Más de treinta años, que no es poco, llevan las administraciones públicas promoviendo políticas orientadas al desarrollo del medio rural. Un intervalo de tiempo lo suficientemente amplio para poder certificar que estamos ante uno de los fracasos más sonados de la política en nuestro país. Para corroborar esta afirmación basta con hacer un repaso a los periódicos publicados hace tres décadas y comprobar como los problemas que ahora nos preocupan ya estaban en la agenda de los partidos políticos y de los agentes sociales en esos años.
Fue alrededor de los años noventa cuando se crearon las primeras asociaciones y grupos dedicados al desarrollo local, y cuando se empezó a promover -y subvencionar- las actividades económicas en el medio rural. Estas entidades fueron pioneras en la realización de los primeros diagnósticos socioeconómicos del territorio los cuales, ya por, entonces, subrayaban la encrucijada en que estaba inmerso el medio rural. Corría la última década del siglo XX y el debate político, con un discurso muy familiar al actual, giraba alrededor de la despoblación, de las oportunidades laborales para los jóvenes, del déficit de sanitarios y de vivienda, y de la escasez de servicios en los pueblos, entre un largo etcétera.
Tres décadas después, en el año 2023, seguimos discutiendo sobre esos mismos problemas con la única diferencia que los destinatarios de esas políticas, los habitantes del medio rural, cada vez se cuentan por menos.

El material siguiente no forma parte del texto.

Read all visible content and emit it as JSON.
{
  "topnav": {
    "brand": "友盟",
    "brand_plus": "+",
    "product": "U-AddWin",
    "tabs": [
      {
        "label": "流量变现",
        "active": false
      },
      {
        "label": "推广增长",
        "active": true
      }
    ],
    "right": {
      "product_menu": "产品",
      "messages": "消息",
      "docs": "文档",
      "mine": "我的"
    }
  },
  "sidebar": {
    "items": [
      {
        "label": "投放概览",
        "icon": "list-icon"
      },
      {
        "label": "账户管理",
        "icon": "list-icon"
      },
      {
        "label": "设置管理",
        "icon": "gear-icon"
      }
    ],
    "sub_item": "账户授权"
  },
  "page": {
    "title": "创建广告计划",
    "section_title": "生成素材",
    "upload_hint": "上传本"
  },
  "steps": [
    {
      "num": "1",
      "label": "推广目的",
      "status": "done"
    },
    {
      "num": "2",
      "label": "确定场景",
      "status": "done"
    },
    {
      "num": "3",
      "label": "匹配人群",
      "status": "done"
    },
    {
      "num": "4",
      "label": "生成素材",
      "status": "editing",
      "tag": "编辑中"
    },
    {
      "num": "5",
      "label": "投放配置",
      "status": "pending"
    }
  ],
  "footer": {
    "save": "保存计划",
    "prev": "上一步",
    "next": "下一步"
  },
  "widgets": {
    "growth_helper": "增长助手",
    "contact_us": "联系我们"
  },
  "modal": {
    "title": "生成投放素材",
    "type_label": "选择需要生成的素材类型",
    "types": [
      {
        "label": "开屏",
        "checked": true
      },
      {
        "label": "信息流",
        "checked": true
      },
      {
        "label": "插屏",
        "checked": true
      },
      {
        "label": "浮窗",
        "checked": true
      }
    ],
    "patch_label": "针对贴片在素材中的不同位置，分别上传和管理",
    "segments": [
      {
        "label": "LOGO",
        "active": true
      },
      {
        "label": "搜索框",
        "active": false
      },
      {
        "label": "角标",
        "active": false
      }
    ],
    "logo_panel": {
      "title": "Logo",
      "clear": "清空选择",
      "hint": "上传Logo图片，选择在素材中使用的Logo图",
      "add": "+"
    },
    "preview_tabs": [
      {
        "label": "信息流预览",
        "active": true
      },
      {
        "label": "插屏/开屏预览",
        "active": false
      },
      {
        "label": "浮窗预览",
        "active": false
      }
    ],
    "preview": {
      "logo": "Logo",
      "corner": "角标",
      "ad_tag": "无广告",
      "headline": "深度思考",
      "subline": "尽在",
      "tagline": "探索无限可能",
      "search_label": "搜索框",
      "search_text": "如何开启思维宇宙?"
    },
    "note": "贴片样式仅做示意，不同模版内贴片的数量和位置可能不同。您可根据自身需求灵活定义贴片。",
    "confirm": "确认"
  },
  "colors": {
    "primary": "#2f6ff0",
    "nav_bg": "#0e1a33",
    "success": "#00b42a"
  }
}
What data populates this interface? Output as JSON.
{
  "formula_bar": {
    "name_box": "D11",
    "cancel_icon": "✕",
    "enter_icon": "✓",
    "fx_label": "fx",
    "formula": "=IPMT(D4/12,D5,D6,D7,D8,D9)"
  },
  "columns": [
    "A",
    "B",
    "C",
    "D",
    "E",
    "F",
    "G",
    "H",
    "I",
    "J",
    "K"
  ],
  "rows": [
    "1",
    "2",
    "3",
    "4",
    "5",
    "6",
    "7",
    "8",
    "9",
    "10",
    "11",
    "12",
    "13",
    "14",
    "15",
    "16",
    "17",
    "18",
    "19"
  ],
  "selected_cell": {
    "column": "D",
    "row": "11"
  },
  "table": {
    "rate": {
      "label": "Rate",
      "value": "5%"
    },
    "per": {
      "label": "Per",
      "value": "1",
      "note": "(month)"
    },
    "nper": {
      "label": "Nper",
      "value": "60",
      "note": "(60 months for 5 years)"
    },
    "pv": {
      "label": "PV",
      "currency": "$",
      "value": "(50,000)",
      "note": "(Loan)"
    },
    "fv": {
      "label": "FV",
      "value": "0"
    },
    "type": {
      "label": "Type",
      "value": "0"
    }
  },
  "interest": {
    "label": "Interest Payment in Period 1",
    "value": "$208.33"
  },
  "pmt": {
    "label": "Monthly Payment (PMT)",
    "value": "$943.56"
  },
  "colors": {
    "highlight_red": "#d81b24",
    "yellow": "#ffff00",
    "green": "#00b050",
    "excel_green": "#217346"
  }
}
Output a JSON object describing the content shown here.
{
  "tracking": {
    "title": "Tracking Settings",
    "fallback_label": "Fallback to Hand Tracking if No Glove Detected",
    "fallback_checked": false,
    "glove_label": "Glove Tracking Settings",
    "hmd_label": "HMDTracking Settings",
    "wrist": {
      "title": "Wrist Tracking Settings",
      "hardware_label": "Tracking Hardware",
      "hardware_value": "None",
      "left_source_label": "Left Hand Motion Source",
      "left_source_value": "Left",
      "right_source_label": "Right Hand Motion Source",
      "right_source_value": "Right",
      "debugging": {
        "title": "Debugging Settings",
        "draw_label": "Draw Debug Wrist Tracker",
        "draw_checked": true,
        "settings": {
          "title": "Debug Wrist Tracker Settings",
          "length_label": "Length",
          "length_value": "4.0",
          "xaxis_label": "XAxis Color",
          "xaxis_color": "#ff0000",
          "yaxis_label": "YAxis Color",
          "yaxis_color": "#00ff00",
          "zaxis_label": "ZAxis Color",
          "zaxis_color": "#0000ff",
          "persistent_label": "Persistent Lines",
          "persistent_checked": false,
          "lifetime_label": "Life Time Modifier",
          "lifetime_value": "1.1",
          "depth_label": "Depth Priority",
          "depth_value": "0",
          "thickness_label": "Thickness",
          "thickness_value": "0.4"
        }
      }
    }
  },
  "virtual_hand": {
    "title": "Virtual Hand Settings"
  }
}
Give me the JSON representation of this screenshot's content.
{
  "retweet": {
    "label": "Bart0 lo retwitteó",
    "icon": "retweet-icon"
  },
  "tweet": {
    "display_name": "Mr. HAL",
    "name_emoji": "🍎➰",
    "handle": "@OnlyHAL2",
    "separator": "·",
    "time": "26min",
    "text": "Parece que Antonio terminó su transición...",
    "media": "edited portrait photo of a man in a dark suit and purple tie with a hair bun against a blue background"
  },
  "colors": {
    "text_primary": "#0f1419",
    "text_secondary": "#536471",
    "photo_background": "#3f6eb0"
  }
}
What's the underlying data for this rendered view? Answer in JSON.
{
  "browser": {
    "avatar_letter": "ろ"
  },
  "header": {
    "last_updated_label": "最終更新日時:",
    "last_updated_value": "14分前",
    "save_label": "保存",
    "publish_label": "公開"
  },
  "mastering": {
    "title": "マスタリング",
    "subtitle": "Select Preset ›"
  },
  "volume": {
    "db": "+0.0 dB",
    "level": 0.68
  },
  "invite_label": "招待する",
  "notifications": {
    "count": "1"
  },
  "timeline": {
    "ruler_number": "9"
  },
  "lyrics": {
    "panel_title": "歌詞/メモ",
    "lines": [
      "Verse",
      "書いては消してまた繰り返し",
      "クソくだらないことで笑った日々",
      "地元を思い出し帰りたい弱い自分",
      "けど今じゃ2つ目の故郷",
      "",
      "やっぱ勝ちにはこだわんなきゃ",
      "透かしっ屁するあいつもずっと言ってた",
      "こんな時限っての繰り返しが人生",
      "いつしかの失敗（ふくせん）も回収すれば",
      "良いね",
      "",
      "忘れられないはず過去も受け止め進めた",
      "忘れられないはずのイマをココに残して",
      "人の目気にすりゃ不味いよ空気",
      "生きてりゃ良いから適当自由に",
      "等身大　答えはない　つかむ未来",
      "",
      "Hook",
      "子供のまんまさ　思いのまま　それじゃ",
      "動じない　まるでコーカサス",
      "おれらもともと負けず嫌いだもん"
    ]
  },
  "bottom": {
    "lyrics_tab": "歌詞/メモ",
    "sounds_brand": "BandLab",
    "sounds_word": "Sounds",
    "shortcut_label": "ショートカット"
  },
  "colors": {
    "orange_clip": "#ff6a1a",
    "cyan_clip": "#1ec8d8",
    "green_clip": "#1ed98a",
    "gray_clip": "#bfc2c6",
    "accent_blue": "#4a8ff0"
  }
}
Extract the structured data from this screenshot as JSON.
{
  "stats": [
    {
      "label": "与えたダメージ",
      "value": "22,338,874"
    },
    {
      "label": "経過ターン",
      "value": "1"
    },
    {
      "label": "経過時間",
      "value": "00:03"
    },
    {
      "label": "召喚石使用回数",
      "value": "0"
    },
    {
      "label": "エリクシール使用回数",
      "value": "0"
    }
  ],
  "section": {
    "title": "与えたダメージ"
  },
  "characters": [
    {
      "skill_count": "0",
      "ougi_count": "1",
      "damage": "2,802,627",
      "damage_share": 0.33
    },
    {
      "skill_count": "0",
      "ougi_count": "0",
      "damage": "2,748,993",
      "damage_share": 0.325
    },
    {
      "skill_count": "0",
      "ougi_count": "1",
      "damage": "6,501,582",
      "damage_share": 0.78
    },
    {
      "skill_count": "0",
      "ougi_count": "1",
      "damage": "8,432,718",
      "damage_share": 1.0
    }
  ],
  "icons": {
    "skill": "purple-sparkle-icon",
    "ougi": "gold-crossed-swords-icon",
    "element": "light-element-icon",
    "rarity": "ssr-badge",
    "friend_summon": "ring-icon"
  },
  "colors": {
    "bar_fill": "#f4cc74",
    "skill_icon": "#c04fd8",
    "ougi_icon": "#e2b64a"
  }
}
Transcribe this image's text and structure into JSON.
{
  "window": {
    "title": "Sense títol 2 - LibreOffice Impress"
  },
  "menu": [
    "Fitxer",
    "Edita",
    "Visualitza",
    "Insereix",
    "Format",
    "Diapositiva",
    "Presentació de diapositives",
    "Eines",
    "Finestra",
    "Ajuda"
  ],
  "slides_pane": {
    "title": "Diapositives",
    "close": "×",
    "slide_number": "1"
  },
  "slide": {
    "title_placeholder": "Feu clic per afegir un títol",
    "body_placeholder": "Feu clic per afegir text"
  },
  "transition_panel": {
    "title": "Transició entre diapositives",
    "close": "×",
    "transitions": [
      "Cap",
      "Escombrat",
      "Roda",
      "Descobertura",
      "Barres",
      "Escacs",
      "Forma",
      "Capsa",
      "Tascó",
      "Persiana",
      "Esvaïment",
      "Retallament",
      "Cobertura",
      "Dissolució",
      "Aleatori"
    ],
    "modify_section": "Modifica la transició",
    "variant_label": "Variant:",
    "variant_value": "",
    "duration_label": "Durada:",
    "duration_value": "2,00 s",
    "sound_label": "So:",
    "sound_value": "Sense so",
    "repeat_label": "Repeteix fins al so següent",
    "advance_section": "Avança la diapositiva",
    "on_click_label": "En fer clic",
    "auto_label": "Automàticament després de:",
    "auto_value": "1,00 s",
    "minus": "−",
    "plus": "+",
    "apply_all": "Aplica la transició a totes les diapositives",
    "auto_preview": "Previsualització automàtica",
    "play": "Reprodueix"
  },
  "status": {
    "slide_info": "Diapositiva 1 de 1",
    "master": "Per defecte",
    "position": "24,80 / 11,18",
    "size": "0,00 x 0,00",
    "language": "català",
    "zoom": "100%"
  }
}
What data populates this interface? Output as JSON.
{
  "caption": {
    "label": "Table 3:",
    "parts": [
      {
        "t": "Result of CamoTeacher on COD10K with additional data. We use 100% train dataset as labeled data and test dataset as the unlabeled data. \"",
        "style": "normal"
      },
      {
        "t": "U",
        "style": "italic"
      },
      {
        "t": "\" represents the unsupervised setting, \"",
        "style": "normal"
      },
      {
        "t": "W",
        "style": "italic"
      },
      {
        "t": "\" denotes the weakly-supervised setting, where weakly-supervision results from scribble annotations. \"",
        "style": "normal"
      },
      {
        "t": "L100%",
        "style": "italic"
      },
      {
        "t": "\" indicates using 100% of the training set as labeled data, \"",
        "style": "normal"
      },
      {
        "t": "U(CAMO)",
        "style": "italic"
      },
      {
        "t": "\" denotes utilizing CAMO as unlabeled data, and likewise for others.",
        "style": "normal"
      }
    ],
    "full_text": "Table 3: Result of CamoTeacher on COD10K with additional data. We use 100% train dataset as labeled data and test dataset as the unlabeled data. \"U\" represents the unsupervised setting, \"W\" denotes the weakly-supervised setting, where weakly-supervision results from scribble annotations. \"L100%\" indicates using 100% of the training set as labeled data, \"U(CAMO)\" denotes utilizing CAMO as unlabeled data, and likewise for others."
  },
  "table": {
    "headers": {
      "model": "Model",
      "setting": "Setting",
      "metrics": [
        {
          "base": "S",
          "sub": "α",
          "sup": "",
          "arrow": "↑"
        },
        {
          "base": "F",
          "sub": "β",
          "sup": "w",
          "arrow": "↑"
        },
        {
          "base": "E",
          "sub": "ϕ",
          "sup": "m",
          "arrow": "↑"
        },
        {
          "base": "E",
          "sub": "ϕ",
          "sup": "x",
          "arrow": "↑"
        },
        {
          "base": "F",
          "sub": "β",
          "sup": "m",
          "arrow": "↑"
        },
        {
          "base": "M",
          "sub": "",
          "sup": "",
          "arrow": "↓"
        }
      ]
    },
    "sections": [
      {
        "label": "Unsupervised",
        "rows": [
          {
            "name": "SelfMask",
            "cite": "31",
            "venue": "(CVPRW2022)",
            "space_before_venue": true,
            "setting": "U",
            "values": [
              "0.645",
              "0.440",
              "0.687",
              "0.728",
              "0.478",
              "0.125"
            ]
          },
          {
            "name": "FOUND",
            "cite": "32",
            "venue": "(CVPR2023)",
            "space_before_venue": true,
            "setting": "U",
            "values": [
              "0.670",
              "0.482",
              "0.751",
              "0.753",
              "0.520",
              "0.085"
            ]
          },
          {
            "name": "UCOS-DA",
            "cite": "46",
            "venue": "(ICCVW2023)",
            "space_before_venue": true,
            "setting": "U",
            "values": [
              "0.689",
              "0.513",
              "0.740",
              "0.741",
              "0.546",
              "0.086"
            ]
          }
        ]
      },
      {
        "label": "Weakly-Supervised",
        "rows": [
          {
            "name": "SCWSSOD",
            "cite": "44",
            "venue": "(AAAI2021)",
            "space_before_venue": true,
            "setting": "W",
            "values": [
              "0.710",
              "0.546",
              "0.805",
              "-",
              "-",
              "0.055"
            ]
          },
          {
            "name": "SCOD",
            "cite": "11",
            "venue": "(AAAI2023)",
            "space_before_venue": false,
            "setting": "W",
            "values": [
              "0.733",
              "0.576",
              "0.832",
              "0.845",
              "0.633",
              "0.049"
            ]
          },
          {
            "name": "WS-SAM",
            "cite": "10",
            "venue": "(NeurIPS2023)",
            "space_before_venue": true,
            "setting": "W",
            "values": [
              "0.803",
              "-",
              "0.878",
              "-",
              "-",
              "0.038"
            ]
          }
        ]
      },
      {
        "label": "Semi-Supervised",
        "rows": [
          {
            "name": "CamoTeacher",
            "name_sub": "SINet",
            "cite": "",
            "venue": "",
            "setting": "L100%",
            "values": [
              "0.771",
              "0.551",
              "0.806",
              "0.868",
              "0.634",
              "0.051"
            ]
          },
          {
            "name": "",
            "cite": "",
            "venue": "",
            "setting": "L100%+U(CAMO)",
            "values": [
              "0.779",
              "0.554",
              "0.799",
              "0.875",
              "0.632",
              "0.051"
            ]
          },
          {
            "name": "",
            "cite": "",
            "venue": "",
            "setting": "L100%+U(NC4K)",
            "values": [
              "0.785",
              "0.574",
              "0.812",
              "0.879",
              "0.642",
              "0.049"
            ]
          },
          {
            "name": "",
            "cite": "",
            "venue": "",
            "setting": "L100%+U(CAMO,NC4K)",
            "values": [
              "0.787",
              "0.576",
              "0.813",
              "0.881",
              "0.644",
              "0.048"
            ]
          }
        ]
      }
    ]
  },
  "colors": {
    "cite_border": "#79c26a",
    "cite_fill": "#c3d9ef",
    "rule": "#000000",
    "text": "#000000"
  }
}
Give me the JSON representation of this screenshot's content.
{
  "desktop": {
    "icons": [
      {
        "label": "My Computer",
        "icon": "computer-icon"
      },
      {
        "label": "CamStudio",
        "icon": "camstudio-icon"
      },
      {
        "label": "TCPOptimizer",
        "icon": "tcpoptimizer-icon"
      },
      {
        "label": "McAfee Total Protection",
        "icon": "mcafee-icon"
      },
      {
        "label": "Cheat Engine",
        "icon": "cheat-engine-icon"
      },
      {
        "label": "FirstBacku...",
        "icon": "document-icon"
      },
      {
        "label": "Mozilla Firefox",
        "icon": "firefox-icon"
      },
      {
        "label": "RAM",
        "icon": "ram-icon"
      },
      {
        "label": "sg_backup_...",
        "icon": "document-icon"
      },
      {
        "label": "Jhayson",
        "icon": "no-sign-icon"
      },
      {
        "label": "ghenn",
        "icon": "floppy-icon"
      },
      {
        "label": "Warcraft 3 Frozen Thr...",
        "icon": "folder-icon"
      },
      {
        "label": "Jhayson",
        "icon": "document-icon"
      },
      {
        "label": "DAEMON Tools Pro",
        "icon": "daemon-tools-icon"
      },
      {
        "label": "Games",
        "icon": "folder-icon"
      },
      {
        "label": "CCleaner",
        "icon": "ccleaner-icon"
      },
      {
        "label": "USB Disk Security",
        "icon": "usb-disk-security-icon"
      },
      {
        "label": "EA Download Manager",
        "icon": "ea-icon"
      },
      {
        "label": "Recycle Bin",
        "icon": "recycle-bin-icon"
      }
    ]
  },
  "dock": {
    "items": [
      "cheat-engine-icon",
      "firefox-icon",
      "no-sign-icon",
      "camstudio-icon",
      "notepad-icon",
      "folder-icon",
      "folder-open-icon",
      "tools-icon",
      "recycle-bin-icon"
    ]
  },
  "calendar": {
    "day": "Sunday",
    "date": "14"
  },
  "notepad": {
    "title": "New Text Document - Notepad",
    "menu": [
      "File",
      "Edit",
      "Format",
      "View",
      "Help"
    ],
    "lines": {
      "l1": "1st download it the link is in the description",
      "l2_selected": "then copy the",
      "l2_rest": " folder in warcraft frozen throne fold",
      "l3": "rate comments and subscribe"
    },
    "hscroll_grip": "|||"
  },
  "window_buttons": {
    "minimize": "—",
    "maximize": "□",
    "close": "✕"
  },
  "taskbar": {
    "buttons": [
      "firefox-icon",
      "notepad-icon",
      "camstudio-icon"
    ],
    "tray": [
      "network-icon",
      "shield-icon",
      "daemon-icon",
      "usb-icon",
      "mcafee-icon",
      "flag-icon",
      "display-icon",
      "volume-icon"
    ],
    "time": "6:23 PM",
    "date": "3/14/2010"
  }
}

Como si viviéramos en un bucle, los políticos que entonces se pronunciaban sobre el abandono de los pueblos siguen en sus despachos clamando en contra de las mismas desigualdades. Por no hablar del despilfarro de la mayoría de las iniciativas encaminadas al desarrollo del medio rural que, con algún retoque en el marketing, se repiten una y otra vez con la esperanza de que ofrezcan algún resultado. Seguimos, como en una letanía, dando vueltas a los mismos discursos, diseñando las mismas propuestas y cosechando idénticos fracasos.
Escuchar a nuestros representantes insistir en las mismas soluciones que ofrecían en los años noventa nos lleva al agotamiento de la iniciativa política como instrumento de cambio social y en los casos más desesperados, a la desconfianza con las instituciones que nos representan. Lo hemos estado viendo estos días con la polémica generada con el proyecto de unión de las estaciones de esquí de Astún y Formigal por el amenazado valle de Canal Roya. Una iniciativa que ha desempolvado el gobierno autonómico para, según fuentes oficiales, “relanzar” la competitividad del Pirineo Aragonés y espolear el crecimiento económico de los valles. Este proyecto de inversión, finalmente desechado, es un ejemplo meridiano del contrasentido con que los gobiernos abordan los problemas de los territorios rurales sin llegar realmente a solucionarlos. Sabemos desde hace muchos años que este tipo de iniciativas de desarrollo (sic) reportan un beneficio más bien escaso para la sociedad si no van de la mano de una política que favorezca el acceso a la vivienda, que garantice los servicios públicos de los residentes y sobre todo que diversifique las fuentes económicas de las zonas rurales. La reacción de los ciudadanos del Pirineo al proyecto de interconexión de las estaciones de esquí va, junto con la defensa del legado natural, por esta dirección.
Los pobres resultados de la estrategia de desarrollo rural en el territorio aragonés son imputables en su totalidad a la política y, más concretamente, a la debilidad teórica de las ideas que están en la base de las iniciativas públicas. No olvidemos que las ideas son la fuente inspiradora de los proyectos en los que trabajan los organismos dedicados al desarrollo rural por lo que si estas ideas están obsoletas, o no responden a los desafíos del presente, la efectividad de la política de desarrollo se verá comprometida. Esta reiterada falta de efectividad de la política es la principal razón de la situación de crisis a la que se ha visto abocado el mundo rural.
A efectos de desarrollo rural, estas tres décadas no son recuperables. Para muchas localidades este periodo de tiempo ha supuesto el paso de la esperanza a la decadencia, de un horizonte posible de pervivencia a la implosión final del modo de vida rural. Los brotes verdes que recientemente han arraigado en algunos pueblos con la llegada de nuevos pobladores y con la puesta en marcha de interesantes iniciativas de índole comunitario no son fruto de ninguna estrategia de desarrollo rural llevada a cabo por los instituciones públicas. Para nada. Esta nueva ruralidad está más cerca de la filosofía que de la política convencional. Un cambio de enfoque que será motivo de reflexión en otra ocasión.